Development of Multiple Myeloma of the IgA Type in a Patient with Cold Agglutinin Disease: Transformation or Coincidence?

1Section of Hematology, Department of Medicine, Haukeland University Hospital, Bergen, Norway
2Department of Pathology, Akershus University Hospital, Lørenskog, Norway
3Department of Research and Innovation, Haugesund Hospital, Haugesund, Norway

Correspondence should be addressed to Sigbjørn Berentsen; on.ttenguah@nestnereb.nrojbgis

Received 31 October 2018; Accepted 12 February 2019; Published 4 March 2019

Academic Editor: Masayuki Nagasawa

Copyright © 2019 Øystein Sefland et al. This is an open access article distributed under the Creative Commons Attribution License, which permits unrestricted use, distribution, and reproduction in any medium, provided the original work is properly cited.

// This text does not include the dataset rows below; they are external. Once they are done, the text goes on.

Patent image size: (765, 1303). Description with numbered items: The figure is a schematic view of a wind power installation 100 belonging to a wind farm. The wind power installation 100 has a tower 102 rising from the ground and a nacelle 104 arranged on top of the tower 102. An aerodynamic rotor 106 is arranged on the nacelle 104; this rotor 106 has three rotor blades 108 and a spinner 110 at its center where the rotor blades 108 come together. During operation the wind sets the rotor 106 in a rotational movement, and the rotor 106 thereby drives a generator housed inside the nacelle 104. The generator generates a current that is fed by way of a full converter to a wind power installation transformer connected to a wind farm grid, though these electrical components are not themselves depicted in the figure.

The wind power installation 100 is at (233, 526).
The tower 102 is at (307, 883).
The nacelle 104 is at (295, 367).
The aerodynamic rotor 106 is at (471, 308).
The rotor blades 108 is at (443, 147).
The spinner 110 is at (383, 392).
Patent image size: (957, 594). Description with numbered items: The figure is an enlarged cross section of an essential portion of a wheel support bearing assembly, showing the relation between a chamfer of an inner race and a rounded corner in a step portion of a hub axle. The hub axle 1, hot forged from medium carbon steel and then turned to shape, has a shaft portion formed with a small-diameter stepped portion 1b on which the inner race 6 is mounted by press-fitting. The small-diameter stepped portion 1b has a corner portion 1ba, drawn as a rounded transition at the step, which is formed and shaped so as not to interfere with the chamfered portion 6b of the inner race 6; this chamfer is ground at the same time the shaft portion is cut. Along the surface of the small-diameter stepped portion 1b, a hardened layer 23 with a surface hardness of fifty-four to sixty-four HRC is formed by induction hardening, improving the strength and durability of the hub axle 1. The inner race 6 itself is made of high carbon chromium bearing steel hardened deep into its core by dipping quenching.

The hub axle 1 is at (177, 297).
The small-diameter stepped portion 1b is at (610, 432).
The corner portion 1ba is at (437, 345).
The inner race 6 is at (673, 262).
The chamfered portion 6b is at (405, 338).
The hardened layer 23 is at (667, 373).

Cold agglutinin disease (CAD) is an autoimmune hemolytic anemia and a distinct, clonal bone marrow lymphoproliferative disorder, characterized in most cases by a monoclonal IgMκ serum protein. We describe a CAD patient presenting with a monoclonal immunoglobulin of the IgAλ class. For years, she remained asymptomatic apart from the hemolytic anemia until eventually she developed multiple myeloma (MM) of the IgAλ phenotype. Prior to the development of MM, her hemolytic anemia responded to rituximab monotherapy. After she was diagnosed with MM, both conditions responded well to bortezomib-based therapy. We performed further investigations to determine whether her MM represented a progression/transformation of CAD or an independent disease. Flow cytometry and biopsy findings convincingly confirmed two unrelated clonal B-cell disorders. On this background, we also discuss previously published reports on cold agglutinin activity in patients with IgA gammopathy. In conclusion, cold agglutinins of the IgA class do probably not result in CAD. If a monoclonal immunoglobulin other than IgMκ is found in a patient with CAD, the coexistence of two unrelated B-cell clones should be suspected.